Vizio’s owner’s manual is one of the clearest, least cluttered, and best organized we’ve seen. It even gives real explanations for most of the basic controls. For example, “The brightness control adjusts the black levels in the picture. If the brightness control is too low, you will not be able to see the detail in darker parts of the picture, and if the brightness is too high, the picture will look washed out.” When was the last time you saw a manual get that right—or even attempt to?
There are nine, count ’em, nine different preset Picture Modes: Standard, Movie, Game, Vivid, Football, Golf, Basketball, Baseball, and Custom. Why you would need different settings for football and golf is beyond me. I chose Movie for all of my testing. Each mode is separately adjustable and can also be set independently for each input.
There are high and low red, green, and blue adjustments for calibration but no color management system (CMS). A Color Enhancement feature, under the Advanced Picture menu, performs some minor color functions but is not a CMS.

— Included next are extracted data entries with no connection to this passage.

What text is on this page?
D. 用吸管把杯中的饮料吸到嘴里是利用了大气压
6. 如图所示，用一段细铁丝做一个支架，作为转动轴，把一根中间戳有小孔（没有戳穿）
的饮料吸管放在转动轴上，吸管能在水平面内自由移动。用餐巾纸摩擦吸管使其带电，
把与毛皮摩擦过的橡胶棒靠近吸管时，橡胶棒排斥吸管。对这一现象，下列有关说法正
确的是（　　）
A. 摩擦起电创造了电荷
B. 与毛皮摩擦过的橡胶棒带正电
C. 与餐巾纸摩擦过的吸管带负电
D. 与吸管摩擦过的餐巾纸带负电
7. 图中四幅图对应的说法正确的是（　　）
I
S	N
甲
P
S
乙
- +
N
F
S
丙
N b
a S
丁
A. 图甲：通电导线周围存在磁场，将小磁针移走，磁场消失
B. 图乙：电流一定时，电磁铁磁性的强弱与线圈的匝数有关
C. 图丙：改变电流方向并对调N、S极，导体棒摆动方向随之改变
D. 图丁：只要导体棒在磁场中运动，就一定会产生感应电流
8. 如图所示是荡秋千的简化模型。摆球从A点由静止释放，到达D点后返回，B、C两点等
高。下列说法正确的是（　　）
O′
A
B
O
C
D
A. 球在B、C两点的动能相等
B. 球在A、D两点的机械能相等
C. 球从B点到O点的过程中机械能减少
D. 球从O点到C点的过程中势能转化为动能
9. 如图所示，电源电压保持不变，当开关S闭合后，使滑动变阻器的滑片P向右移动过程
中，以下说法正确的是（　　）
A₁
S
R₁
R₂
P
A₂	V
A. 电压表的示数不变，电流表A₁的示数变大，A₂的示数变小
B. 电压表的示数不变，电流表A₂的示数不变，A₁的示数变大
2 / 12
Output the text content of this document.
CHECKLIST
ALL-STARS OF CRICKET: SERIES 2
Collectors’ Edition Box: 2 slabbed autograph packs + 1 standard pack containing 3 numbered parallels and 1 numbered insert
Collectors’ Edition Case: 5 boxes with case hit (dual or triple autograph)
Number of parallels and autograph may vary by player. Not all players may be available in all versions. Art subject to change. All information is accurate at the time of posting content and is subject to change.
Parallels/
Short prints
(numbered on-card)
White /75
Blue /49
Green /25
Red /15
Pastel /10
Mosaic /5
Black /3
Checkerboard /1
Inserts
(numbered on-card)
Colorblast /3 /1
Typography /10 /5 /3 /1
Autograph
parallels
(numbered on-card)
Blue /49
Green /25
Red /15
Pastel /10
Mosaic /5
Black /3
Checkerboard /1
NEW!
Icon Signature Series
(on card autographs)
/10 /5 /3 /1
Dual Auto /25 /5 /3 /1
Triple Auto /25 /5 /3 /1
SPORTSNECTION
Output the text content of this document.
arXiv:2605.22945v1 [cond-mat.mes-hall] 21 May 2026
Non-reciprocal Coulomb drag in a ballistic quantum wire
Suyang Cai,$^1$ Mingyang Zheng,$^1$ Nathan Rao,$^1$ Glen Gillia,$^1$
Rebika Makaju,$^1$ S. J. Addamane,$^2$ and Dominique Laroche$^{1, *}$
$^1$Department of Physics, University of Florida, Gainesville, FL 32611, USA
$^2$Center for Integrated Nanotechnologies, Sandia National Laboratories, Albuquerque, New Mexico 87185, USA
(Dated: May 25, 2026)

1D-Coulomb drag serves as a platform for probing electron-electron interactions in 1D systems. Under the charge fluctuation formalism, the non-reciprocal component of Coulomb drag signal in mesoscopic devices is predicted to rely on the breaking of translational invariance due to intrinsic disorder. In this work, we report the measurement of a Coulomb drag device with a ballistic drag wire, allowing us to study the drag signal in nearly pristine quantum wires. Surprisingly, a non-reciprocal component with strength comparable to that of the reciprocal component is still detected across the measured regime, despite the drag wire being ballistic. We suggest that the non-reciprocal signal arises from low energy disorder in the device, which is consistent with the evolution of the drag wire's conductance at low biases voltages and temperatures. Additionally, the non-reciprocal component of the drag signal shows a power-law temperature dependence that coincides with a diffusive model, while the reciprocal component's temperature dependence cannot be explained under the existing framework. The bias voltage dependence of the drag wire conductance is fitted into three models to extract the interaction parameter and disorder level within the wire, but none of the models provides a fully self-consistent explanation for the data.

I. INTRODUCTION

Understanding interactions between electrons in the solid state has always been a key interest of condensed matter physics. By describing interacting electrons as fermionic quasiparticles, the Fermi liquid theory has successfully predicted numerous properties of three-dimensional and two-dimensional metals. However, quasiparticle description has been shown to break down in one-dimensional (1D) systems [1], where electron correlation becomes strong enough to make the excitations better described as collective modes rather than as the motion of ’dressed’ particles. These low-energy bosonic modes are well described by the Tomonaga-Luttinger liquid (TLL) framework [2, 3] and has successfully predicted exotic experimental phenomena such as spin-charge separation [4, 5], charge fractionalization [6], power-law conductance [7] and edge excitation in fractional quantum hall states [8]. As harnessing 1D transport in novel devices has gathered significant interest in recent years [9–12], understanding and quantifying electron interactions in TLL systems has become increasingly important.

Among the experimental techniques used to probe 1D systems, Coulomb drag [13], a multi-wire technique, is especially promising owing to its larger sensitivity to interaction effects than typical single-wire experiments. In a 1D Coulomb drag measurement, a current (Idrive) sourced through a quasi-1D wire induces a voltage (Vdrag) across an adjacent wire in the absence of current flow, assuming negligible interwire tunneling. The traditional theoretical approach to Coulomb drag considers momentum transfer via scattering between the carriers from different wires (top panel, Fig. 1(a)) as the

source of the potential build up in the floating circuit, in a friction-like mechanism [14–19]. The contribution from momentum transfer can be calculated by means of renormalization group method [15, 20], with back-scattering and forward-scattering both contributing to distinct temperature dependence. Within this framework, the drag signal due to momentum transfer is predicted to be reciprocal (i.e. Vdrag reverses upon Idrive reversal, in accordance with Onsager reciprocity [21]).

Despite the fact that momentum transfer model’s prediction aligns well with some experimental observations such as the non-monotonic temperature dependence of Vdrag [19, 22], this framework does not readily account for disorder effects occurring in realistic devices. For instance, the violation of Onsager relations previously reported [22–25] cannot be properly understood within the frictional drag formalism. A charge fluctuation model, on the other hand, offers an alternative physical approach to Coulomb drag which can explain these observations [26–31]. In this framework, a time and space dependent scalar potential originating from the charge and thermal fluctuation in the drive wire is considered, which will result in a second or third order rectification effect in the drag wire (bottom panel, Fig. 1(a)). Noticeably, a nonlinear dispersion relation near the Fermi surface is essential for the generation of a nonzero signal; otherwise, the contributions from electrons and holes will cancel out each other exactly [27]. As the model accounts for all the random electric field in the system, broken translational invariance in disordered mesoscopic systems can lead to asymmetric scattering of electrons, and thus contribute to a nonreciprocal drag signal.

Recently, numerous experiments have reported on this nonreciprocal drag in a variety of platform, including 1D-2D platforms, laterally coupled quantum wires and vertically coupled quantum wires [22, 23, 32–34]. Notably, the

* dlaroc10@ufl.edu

The Smooth Motion control, or to use Vizio’s full designation, 240Hz SPS Smooth Motion, is also located in the Advanced Picture menu. This feature’s Motion Estimation/Motion Compensation (ME/MC) algorithm operates at the set’s true refresh rate of 120 hertz; backlight scanning gives this a 240-Hz effect. The Vizio interpolates the extra frames it needs to bring the source frame rate up to the set’s refresh rate when Smooth Motion is on; it simply repeats frames when Smooth Motion is off. Unfortunately, the set doesn’t display 24-fps material directly (or at a direct multiple of 24 fps) but first converts it to 60 Hz by adding 3:2 pulldown.